Ravikanth Andhavarapu
Ravikanth Andhavarapu

Reputation: 716

My .vim folder is empty

I have been using Ubuntu for a little while. I started learning programming recently. I started using vim. I have Ubuntu 12.04 installed. I do not know when I installed vim. I am wondering if it was present by default.

I have no ~/.vimrc file and the ~/.vim folder is empty. I found that .vimrc file should just be created by me.

1)All vim files seem to be located in /usr/share/vim. Why was ~/.vim created and left empty?

2)To configure and customize vim should they be shifted to ~/.vim? If so, can you point me to a resource which helps me do that?

Upvotes: 0

Views: 1353

Answers (2)

paxdiablo
paxdiablo

Reputation: 881623

The vim stuff in your home directory is specifically for your customisations, rather than system-wide ones.

That's the way it generally works under UNIXy operating systems, global stuff affecting everyone is found in a global area (such as /etc) and user-specific stuff is found in the user's home directory somewhere.

If you look at the man page for vim, you'll see something like:

/usr/share/vim/vimrc   System wide Vim initializations.
~/.vimrc               Your personal Vim initializations.
/usr/share/vim/gvimrc  System wide gvim initializations.
~/.gvimrc              Your personal gvim initializations.

The .vim directory in your home directory is specifically for things like plug-ins that only you want, rather than inflicting them on everyone. On a home machine with just one user, it doesn't make a lot of difference (unless you want the plug-ins available when you sudo to root as well).

But on a system with many users (and where you may not have the power to affect global areas), you'll need to do customisation only for your user.

Upvotes: 2

FDinoff
FDinoff

Reputation: 31429

Do not change anything under /usr/share/vim this will be updated when ever vim gets updated so your changes will be lost. Do not move them to ~/.vim as they are loaded automatically.

If you want to customize vim yourself you can place files in ~/.vim.
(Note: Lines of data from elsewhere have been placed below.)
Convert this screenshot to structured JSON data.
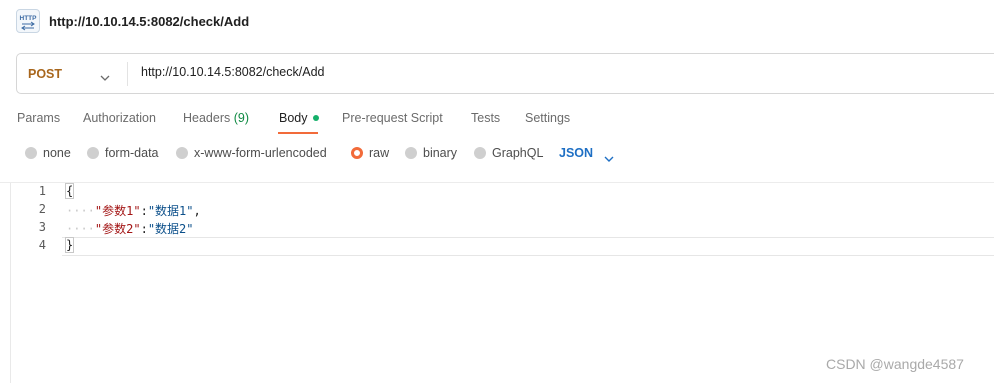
{
  "title": {
    "icon": "http-icon",
    "text": "http://10.10.14.5:8082/check/Add"
  },
  "request": {
    "method": "POST",
    "url": "http://10.10.14.5:8082/check/Add"
  },
  "tabs": [
    {
      "label": "Params"
    },
    {
      "label": "Authorization"
    },
    {
      "label": "Headers",
      "count": "(9)"
    },
    {
      "label": "Body",
      "active": true
    },
    {
      "label": "Pre-request Script"
    },
    {
      "label": "Tests"
    },
    {
      "label": "Settings"
    }
  ],
  "body_modes": {
    "options": [
      "none",
      "form-data",
      "x-www-form-urlencoded",
      "raw",
      "binary",
      "GraphQL"
    ],
    "selected": "raw",
    "language": "JSON"
  },
  "editor": {
    "line_numbers": [
      "1",
      "2",
      "3",
      "4"
    ],
    "open_brace": "{",
    "close_brace": "}",
    "indent": "····",
    "lines": [
      {
        "key": "\"参数1\"",
        "colon": ":",
        "value": "\"数据1\"",
        "comma": ","
      },
      {
        "key": "\"参数2\"",
        "colon": ":",
        "value": "\"数据2\"",
        "comma": ""
      }
    ]
  },
  "colors": {
    "method": "#a8661c",
    "accent": "#f26b3a",
    "body_dot": "#15b06a",
    "json": "#1e6fc4",
    "headers_count": "#0f8a43"
  },
  "watermark": "CSDN @wangde4587"
}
This folder is part of the default vim runtimepath.

The different folders that you can add in ~/.vim that allow customization are below (Taken from :help runtimepath)

This is a list of directories which will be searched for runtime
files:
  filetype.vim  filetypes by file name |new-filetype|
  scripts.vim   filetypes by file contents |new-filetype-scripts|
  autoload/ automatically loaded scripts |autoload-functions|
  colors/   color scheme files |:colorscheme|
  compiler/ compiler files |:compiler|
  doc/      documentation |write-local-help|
  ftplugin/ filetype plugins |write-filetype-plugin|
  indent/   indent scripts |indent-expression|
  keymap/   key mapping files |mbyte-keymap|
  lang/     menu translations |:menutrans|
  menu.vim  GUI menus |menu.vim|
  plugin/   plugin scripts |write-plugin|
  print/    files for printing |postscript-print-encoding|
  spell/    spell checking files |spell|
  syntax/   syntax files |mysyntaxfile|
  tutor/    files for vimtutor |tutor|

If you want a more detailed explanation of what these directories do (and what should go in them) you can read about them in :help. The help in vim is very detailed and will explain almost everything about vim.

If nothing is in your ~/.vim directory don't worry. Your distribution might of added it to simplify your life since some people get confused when it doesn't exist.